- Directed by: Pierre Schoendoerffer
- Written by: Pierre Schoendoerffer (scenario and dialogue) Jorge Semprún (collaboration)
- Based on: Albert Conroy (novel) (as Martin Albert)
- Produced by: Gérard Beytout Georges de Beauregard René Pignières
- Starring: Bruno Cremer Marisa Mell
- Cinematography: Alain Levent
- Edited by: Armand Psenny
- Music by: Pierre Jansen
- Color process: Black and white
- Production companies: Laetitia Film Rome Paris FIlm
- Distributed by: Société Nouvelle de Cinématographie
- Release date: 29 June 1966;
- Running time: 91 minutes
- Countries: France Italy
- Language: French

= Objectif 500 millions =

1966 film

Objectif: 500 millions is a 1966 French crime drama film written and directed by Pierre Schoendoerffer and starring Bruno Cremer and Marisa Mell. who made it after the success of The 317th Platoon (1965).

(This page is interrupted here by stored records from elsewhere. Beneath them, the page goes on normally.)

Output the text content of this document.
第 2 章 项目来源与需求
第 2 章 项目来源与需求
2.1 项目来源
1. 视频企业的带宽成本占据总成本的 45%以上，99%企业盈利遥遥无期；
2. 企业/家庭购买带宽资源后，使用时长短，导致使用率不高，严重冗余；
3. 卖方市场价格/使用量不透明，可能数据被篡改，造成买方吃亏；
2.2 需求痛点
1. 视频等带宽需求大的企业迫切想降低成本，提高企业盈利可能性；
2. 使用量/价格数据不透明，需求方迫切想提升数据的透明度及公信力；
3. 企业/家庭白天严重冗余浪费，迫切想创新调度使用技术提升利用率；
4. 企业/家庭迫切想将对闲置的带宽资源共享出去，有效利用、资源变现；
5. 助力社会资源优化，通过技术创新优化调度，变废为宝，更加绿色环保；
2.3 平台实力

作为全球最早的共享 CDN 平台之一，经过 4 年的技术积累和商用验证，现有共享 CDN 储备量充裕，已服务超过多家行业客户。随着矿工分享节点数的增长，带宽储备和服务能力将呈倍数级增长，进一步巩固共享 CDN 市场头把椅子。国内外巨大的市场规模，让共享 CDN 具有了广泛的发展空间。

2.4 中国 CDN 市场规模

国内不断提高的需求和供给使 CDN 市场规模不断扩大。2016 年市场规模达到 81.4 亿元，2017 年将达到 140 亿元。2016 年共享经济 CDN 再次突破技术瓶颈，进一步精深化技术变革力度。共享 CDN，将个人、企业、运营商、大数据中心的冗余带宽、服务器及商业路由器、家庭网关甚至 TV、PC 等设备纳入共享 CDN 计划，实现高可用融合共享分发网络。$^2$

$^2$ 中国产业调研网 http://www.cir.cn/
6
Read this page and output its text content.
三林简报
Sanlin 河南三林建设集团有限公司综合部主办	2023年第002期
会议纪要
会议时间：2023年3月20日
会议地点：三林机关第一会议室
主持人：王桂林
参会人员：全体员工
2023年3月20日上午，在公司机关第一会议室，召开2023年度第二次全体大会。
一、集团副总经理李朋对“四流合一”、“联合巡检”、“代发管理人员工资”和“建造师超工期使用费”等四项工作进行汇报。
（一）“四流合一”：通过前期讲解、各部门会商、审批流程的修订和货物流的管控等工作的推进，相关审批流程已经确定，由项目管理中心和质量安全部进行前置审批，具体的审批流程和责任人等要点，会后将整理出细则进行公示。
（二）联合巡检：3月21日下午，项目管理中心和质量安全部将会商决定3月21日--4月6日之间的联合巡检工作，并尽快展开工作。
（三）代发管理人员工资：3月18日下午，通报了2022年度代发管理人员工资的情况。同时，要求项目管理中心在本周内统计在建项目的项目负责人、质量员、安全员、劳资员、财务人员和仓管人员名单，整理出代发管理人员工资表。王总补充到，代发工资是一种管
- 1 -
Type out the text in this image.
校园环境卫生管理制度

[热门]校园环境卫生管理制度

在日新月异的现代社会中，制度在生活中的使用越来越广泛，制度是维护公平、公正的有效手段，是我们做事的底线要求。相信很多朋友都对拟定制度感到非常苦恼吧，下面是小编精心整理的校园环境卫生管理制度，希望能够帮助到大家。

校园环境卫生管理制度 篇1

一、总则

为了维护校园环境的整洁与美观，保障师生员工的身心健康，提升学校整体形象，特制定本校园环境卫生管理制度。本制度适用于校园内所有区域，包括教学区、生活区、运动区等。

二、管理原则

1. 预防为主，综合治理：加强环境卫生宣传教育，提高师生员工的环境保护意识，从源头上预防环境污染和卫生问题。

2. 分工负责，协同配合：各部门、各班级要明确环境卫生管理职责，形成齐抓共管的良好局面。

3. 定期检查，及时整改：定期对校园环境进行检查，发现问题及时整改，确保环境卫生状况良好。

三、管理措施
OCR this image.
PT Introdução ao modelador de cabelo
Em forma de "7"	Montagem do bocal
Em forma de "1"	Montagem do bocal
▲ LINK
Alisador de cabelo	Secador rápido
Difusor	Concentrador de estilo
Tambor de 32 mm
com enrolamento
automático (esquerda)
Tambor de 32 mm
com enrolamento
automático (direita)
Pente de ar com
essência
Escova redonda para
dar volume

Jorge Semprun collaborated with Schoendoerffer on his screenplay.

==Plot==
Reichau (Bruno Cremer) is a one time French Army captain who served three years in prison for belonging to the OAS during the Algerian War. He arrives in France, unsure what to do with his life. He decides to take part in a heist organized by Pierre (Jean-Claude Rolland), the man who sent him to prison, and mediated by the beautiful and enigmatic Yo (Marisa Mell). The heist consists of stealing a bag containing 500 million francs during a plane flight.

==Cast==
- Bruno Cremer as Le capitaine Jean Reichau
- Marisa Mell as Yo
- Jean-Claude Rolland as Pierre
- Etienne Bierry as Douard
- Pierre Fromont as Le commandant (as P. Fromont)
- Jean-François Chauvel as Un ancien militaire de l'unité (as J.F. Chauvel)
- D. Zimbaca as Himself
- Hong Mai Thomas as La compagne de Douard (as T. Hong-Mai)

==Reception==
The film was not a box office success being the 106th most popular movie at the French box office with admissions of 497,369.